I took chances before; I took small steps walking forward in the dark. I stumbled, fell, but got back up and went in a different direction. Then again, and again, and again. As they say, the first step was always the hardest, but I eventually found my way, not because some data point on a career chart showed me which way to go, but because I started to trust my gut.
Sure, it was often wrong, but it got better eventually because I was out there doing and learning—not sitting and waiting.
I still haven’t figured out everything yet. Have you? Are you doing what you feel you’re meant to do? If not, why aren't you? Do you even know what that is?
Although for some, finding the right direction might require the journey of a lifetime, I do believe there is one direction in which we are all meant to go: forward. By taking small steps each and every day, putting aside overthinking, and realizing that you have everything you need deep within, you can find the right direction in your life. And while it may not be the direction you expected, it will work out just fine.
So that's why I'm writing this blog post. To give myself the guts again to just let go one more time. To trust myself. To believe in myself. Where there's love and inspiration, I don't think you can do wrong.
Now something I 100% do believe in: Rice Krispie Bars. Healthified. Veganized. Believe it.
I gave this childhood favorite a healthy (vegan) twist (want to skip any guilt trips): the sticky sweetness of traditional marshmallows is replaced with brown rice syrup and organic maple syrup, which makes a perfect substitute. Add to that a few cups of brown rice crisps and puffed kamut, a generous helping of vegan cookie butter and a drop of vanilla. It's extremely easy to prepare (since it's also a no-bake dessert) and they're ready to eat after a few minutes in the refrigerator to set!
Knowing that this isn't full of processed or refined sugars, it’s really hard to stop at just one. If you're not a fan of cookie butter (gasp), you can substitute it with peanut butter, sunflower butter, almond butter, or cashew butter! With all that cookie butter lying within its crevices, your taste buds won't regret it.
PrintVegan Cookie Butter Kamut Rice Krispie Bars
- Yield: 12 bars 1x
Ingredients
- 1 ½ cup brown rice crisps (any kind of crisps will do fine)
- 1 cup kamut puffs
- ½ cup rolled oats
- 2 tbsp roasted sunflower seeds
- 1-2 tablespoon chia seeds
- ½ tsp cinnamon
- 1 cup vegan cookie butter (I used Biscoff Cookie Butter)
- ½ cup organic maple syrup
- 1 cup brown rice syrup
- 1 tsp vanilla extract
- 1 ½ cup vegan white chocolate chips
- ½ cup vegan dark chocolate chips for decorating
Instructions
- Line a 9-inch square cake pan with two pieces of parchment paper (one going each way).
- In a large bowl, combine the dry ingredients: brown rice crisps, kamut puffs, rolled oats, sunflower seeds, chia seeds, and cinnamon. Mix and set aside.

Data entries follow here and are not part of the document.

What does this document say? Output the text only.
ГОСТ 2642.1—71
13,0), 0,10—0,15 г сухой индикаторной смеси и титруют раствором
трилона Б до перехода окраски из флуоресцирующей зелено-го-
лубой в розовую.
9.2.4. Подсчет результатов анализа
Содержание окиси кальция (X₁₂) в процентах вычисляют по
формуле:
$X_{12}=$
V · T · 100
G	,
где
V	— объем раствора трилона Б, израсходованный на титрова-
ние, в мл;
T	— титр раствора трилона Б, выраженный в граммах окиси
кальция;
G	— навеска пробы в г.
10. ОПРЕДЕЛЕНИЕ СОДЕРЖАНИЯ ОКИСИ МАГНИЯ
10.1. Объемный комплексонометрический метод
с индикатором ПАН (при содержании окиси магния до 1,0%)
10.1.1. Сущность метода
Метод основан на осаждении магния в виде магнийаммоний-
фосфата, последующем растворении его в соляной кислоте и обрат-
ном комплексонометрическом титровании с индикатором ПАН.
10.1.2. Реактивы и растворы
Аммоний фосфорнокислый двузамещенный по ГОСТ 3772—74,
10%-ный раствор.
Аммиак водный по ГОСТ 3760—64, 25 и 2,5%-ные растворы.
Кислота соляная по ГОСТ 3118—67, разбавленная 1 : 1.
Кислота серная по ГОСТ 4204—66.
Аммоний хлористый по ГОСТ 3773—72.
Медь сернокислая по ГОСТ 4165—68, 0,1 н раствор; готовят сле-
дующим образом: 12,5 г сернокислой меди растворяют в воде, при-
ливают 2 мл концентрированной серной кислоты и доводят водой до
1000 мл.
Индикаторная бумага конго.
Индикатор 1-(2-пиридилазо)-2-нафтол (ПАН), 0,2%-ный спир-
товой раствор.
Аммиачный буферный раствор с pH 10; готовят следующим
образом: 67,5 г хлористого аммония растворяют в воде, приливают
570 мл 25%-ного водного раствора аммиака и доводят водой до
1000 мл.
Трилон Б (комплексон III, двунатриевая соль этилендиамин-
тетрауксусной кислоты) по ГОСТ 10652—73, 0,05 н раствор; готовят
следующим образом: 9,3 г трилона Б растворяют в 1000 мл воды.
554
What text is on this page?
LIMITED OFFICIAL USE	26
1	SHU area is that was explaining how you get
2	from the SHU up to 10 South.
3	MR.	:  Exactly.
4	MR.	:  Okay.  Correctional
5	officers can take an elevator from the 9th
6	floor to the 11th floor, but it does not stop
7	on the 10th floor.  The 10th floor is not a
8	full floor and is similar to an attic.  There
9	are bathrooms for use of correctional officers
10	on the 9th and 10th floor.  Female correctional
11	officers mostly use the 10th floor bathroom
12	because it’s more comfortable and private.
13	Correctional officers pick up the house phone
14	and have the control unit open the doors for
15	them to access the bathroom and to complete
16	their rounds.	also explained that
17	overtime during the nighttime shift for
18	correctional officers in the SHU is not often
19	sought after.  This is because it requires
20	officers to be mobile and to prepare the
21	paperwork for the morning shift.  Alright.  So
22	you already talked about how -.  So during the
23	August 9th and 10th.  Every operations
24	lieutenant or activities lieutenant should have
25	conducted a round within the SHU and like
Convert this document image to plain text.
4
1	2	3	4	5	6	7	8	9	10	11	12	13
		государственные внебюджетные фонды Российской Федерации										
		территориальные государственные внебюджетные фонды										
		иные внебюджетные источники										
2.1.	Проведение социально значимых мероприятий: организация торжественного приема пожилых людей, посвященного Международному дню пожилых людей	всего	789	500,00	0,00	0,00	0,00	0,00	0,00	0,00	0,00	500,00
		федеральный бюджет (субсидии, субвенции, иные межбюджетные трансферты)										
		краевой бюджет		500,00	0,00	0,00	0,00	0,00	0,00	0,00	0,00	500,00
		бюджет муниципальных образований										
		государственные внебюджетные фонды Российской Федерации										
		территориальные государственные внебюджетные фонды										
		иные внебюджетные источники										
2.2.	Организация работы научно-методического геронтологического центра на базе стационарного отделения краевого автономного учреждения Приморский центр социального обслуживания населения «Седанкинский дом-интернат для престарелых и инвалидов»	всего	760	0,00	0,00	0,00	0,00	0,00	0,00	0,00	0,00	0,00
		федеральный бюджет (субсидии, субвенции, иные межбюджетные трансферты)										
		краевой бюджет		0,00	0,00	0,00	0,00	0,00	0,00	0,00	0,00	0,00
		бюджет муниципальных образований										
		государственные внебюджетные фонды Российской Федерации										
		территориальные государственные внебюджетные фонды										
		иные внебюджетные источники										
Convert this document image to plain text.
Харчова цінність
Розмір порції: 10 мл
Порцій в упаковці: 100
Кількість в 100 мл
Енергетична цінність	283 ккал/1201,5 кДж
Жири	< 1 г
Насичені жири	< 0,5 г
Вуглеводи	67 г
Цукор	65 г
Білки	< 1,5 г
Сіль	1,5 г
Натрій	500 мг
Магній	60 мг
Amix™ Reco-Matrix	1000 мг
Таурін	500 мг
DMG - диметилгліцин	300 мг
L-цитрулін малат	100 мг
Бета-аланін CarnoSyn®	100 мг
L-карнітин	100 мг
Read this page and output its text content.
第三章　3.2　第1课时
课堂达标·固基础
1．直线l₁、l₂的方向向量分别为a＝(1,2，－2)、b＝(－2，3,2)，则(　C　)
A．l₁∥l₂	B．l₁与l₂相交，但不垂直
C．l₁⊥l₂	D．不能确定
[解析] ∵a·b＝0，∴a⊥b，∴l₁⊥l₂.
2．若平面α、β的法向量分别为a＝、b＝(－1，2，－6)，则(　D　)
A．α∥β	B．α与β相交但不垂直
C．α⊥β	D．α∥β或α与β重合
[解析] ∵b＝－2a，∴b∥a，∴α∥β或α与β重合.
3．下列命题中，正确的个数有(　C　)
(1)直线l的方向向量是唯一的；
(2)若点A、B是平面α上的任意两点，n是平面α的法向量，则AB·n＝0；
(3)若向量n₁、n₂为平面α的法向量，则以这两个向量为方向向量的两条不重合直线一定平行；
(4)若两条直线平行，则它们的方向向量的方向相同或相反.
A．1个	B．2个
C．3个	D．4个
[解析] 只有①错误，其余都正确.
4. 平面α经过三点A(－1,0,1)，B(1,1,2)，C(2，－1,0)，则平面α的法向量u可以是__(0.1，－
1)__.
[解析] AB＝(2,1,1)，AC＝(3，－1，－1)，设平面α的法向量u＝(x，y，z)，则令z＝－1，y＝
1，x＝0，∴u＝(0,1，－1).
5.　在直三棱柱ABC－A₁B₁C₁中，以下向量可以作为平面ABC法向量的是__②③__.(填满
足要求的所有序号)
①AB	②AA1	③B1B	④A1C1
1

- In a small saucepan, stir together the wet ingredients: brown rice syrup, maple syrup, and cookie butter until well combined. Cook over medium to high heat until the mixture softens and bubbles slightly, then remove the pan from the heat and stir in the vanilla.
- Pour the cookie butter mixture over the rice crisp mixture and mix until all of the cereal are coated in the wet mixture.
- Transfer the mixture to the prepared pan, spreading it out into an even layer. Lightly wet your hands and press down on the mixture to even it out. Use a spatula to compact the mixture firmly and evenly. This helps the bars hold together better. Press down on the edges with your fingers to even out the mixture.
- Melt the white chocolate and spread even over that bars. Place the pan in the freezer, uncovered, and chill for 15 minutes or until firm. After, slice the square into 6 rows and then slice them in half to make 12 bars in total. Drizzle on the melted dark chocolate if desired.